Sanità: Conficoni (Pd), casa comunità Cordenons simbolo di trascuratezza del territorio

Pubblicato il martedì 14 Giu 2022

14.06.22 «La costruzione di una vera rete di sanità territoriale necessita di azioni concrete che mettano realmente a disposizione dei cittadini di una serie di servizi previsti dalle linee guida nazionali, attraverso le case di comunità. Concetto del quale il centrosinistra, nella precedente legislatura, era stato antesignano attraverso l’istituzione dei Cap (Centri di assistenza primaria), poi demoliti da un centrodestra che oltre a indebolire la sanità territoriale, oggi sta subendo una scelta nazionale. E prova di questa ritrosia e trascuratezza del territorio da parte della Regione è la casa della comunità prevista a Cordenons in un luogo sbagliato e con spazi insufficienti a garantire tutti i servizi necessari ai cittadini». Lo afferma il consigliere regionale Nicola Conficoni (Pd) che attraverso un’interrogazione alla Giunta regionale porta in Consiglio regionale il dibattito sulla casa della comunità prevista nel Comune di Cordenons, oggetto di un recente incontro pubblico organizzato dal circolo del Pd di Cordenons.

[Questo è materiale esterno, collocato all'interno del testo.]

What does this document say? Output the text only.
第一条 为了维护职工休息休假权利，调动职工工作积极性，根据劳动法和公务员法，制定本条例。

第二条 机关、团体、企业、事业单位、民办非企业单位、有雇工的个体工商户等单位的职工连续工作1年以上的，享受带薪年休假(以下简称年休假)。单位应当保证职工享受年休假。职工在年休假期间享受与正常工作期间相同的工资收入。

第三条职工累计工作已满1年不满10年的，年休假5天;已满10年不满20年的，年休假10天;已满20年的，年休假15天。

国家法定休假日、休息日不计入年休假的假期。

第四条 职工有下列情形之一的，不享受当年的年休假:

«Le iniziative organizzate dal Pd troveranno un seguito in Consiglio regionale. Da tempo ribadiamo come, per rilanciare la sanità pubblica messa a dura prova dall’emergenza covid, non ci si possa limitare a rafforzare l’attuale assetto organizzativo, ma sia necessario riformarlo. Grazie al Governo, ritorna al centro dell’attenzione la sanità territoriale attraverso l’attivazione di centrali operative, ospedali di comunità e case della comunità. Peccato che, per sua stessa ammissione, la giunta Fedriga non creda in questi strumenti seppur non perda occasione per propagandare sui territori i fondi stanziati, fiumi di milioni, per attuare le previsioni del Pnrr». Ora, continua Conficoni, «preso atto che la giunta regionale ha deliberato la realizzazione della casa di comunità di Cordenons, resta il fatto che il luogo individuato non risponda, in termini strutturali, alle esigenze previste dal ministero della Salute. Queste strutture, infatti, devono erogare servizi obbligatori, garantiti dalla presenza medica e infermieristica su 12 ore, sei giorni su sette quali: cure primarie prestate da equipe multidisciplinari, punto unico di accesso, assistenza domiciliare, specialistica ambulatoriale, prestazioni infermieristiche, sistema di prenotazione collegato al Cup aziendale, integrazione con i servizi sociali, partecipazione della comunità e valorizzazione della co-produzione. Tutti servizi necessari che, siamo convinti, la struttura individuata non sarà in grado di ospitare, disattendendo non solo e non tanto le linee del governo, ma più che altro privando i cittadini di una straordinaria opportunità, quella di un’organizzazione sanitaria più confacente ai loro bisogni».